What Do Festive Cracker Gags Do to Our Minds?
"What was the price did Father Christmas's sled cost? Zero, it was on the house."
This one-liner is greeted with groans that echo through a storage facility in the capital.
We're at a humor-evaluation session with a firm that makes supplies for social events. Its catalogue includes festive crackers.
The firm's owner grins, nearly apologetically at the joke. But the pun has made the cut and will appear in upcoming crackers.
"You measure the joke by the number of groans and the intensity of the groans at the table," she explains.
The key to a great Christmas cracker pun is not the same as a stand-up joke in itself. It is all about the context - in this instance, the communal amusement of the Christmas meal with grandparents, kids and possibly neighbours.
"The goal is for the gag to be a thing that brings the eight-year-old together with the grandparent," she adds.
The Neuroscience Of Shared Amusement
Gathering to enjoy shared amusement is not only nothing new, scientists say, it is likely to be pre-human.
"Therefore when you are chuckling with others around the holiday table you are dropping into what's very likely a truly primordial mammal play vocalisation," explains a neuroscience expert.
Communal amusement, she explains, helps forge and strengthen social connections between individuals.
Researchers have discovered that a absence of these interactions can significantly harm mental and physical well-being.
"The people you converse with, and share laughter with, it results in increased amounts of 'happy chemical' uptake," the professor adds.
These natural chemicals are the brain's "feel-good compounds" and are produced both to reduce tension and discomfort and in response to enjoyable activities, such as chuckling with loved ones over a truly awful festive cracker gag.
"It's not simply laughing at a foolish pun with a Christmas cracker," she says. "You are in fact performing a lot of the really important work of making, maintaining the connections you have with the people you love."
What Happens In the Mind?
But what is actually happening inside the mind when we listen to a joke?
A tremendous amount occurs in response to humour, it turns out.
Using brain scanning technology, a type of neural imager which indicates which parts of the brain are more active, scientists have been able to map the regions that receive more blood.
The research entails imaging the brains of volunteer participants and then subjecting them to a database of humorous phrases, paired with either a non-emotional sound, or recorded laughter.
"In the scanner we got a really fascinating activation pattern of neural activity," says the neuroscientist.
A joke activates not just the areas of the mind responsible for hearing and understanding speech, but also neural areas involved in both planning and initiating motion and those linked to sight and memory.
Put these elements as a whole, and people hearing a joke have a complex series of brain responses that support the amusement we hear.
The Contagious Power of Chuckles
Researchers found that when a humorous phrase is combined with laughter there is a greater reaction in the brain than the same word when accompanied by a neutral sound.
"This activation occurred in areas of the brain that you would use to move your expression into a smile or a chuckle," the professor says.
It indicates we are not just reacting to humorous jokes, they are responding to the amusement that follows them.
Amusement, according to the professor, can be infectious.
So what does this imply for the chuckles heard around a Christmas gathering?
"You laugh more when you know others," she says, "and laughter increases more when you like them or love them."
When it comes to festive cracker puns, she says, the positive effect is more probable to be caused not by the joke in itself, but from the reaction to it.
"It's the laughter.
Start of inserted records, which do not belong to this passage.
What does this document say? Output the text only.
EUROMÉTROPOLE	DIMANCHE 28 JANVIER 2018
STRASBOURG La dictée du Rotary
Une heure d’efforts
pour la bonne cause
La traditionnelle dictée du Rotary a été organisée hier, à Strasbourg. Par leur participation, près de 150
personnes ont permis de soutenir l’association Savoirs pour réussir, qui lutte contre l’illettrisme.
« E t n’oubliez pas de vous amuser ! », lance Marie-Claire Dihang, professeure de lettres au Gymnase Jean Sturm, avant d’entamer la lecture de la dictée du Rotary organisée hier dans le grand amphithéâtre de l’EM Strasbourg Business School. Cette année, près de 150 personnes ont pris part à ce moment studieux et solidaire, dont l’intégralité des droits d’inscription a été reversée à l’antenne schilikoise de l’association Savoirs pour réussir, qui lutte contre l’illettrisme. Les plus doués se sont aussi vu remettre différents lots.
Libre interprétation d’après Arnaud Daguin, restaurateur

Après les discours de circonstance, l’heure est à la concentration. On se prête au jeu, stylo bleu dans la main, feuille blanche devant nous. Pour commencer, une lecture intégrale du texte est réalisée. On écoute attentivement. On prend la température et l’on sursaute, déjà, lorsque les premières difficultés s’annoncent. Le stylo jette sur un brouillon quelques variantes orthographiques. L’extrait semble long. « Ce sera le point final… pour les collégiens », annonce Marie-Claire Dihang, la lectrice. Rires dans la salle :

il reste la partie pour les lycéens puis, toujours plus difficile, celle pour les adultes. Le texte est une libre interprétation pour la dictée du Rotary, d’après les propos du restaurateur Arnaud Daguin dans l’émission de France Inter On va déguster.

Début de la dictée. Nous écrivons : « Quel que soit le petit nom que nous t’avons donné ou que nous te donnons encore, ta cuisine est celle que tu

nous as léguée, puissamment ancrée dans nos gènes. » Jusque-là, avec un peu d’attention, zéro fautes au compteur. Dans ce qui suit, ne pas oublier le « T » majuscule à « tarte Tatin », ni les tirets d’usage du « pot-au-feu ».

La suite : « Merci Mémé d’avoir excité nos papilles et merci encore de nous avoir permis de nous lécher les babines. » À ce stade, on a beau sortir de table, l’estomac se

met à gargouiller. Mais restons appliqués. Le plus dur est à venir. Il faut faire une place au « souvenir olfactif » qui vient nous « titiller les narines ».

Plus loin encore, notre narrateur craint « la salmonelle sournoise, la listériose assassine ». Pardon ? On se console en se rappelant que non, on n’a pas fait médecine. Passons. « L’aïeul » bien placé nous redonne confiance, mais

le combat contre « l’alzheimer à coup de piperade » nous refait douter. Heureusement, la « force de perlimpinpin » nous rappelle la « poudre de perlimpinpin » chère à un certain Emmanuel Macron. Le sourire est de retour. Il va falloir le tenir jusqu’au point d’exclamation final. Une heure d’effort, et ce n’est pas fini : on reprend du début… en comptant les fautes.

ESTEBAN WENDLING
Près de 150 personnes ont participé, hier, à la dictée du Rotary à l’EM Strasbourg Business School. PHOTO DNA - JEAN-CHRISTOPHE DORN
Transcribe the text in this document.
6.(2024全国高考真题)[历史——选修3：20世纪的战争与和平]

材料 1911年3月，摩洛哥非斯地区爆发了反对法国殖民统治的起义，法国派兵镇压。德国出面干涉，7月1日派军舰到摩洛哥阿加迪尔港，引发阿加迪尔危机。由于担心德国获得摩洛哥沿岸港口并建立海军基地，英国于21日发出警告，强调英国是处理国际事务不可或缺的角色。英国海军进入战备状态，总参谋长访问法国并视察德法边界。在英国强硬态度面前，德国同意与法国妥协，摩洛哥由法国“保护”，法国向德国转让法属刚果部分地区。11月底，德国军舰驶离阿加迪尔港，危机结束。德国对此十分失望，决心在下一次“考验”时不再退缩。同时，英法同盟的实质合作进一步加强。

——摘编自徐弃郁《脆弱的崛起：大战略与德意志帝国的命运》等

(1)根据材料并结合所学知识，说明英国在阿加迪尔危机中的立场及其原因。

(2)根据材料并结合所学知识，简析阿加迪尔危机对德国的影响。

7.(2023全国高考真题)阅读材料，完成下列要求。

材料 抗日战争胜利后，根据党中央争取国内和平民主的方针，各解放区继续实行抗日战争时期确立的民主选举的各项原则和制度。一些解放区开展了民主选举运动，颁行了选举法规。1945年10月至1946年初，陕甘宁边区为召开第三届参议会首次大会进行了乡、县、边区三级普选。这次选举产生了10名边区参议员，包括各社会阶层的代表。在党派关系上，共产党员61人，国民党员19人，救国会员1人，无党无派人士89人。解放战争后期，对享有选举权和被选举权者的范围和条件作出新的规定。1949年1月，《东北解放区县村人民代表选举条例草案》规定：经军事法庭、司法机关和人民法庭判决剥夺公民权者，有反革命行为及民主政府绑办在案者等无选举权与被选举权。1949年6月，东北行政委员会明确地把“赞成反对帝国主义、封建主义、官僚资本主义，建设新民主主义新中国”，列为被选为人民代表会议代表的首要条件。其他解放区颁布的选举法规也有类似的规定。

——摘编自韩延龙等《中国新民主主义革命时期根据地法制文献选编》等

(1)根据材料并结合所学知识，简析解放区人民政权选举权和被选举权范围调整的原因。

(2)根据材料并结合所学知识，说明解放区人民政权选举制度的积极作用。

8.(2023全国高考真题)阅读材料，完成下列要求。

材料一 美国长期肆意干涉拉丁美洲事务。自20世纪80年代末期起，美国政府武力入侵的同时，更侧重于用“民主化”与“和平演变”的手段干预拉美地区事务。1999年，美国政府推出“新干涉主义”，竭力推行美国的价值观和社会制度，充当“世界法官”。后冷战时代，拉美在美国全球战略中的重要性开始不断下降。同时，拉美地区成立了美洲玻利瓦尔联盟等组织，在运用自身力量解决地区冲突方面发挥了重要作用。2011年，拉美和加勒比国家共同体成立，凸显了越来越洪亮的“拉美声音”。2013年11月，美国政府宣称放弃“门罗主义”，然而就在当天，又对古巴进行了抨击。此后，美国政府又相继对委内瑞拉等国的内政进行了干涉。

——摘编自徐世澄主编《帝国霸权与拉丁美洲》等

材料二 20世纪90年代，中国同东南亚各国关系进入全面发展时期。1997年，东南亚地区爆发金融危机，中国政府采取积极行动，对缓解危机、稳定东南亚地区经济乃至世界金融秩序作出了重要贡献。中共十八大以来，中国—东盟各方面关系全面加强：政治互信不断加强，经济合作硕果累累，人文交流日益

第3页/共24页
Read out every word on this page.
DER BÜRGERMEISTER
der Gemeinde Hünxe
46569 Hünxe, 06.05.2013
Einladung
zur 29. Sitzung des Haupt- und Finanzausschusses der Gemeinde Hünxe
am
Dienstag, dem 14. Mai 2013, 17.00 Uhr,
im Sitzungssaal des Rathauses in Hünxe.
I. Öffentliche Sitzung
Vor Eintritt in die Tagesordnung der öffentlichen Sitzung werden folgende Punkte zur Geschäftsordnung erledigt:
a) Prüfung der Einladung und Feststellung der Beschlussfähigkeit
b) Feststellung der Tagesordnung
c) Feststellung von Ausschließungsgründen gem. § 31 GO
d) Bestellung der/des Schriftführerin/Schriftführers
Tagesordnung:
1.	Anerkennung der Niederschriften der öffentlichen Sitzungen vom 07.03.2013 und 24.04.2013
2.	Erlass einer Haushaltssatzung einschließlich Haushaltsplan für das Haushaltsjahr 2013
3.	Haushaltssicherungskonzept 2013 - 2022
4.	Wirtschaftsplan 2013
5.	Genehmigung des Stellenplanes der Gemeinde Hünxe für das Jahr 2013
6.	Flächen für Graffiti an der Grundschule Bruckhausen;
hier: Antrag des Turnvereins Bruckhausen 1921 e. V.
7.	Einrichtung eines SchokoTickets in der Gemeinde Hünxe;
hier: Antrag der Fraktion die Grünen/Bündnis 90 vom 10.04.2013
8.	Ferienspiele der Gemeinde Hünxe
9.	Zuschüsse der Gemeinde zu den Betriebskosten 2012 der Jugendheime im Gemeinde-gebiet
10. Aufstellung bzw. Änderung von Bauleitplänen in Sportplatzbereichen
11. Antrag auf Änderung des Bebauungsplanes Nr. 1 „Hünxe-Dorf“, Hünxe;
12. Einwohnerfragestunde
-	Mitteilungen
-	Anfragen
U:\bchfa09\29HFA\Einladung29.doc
The gag is the dreadful holiday cracker pun, and it's just a pretext to chuckle together."
The Search for the Ideal Festive Pun
Will we ever find the ultimate gag?
Probably not, but that has not stopped experts from attempting to.
Years ago, a professor set up a research search for the planet's funniest joke.
More than tens of thousands of gags submitted, with scores lodged by 350,000 participants globally, he has a better understanding than many as to what succeeds and what does not.
The perfect Christmas cracker pun must be short, he says.
"They must also be poor jokes, jokes that cause us to groan," he adds.
The more "terrible" the gag, he says the better.
"This is because if no-one laughs – it's the gag's shortcoming, not yours.
"The fascinating part about the holiday cracker puns is that not one person find them funny.
"It creates a shared moment at the gathering and I believe it's wonderful."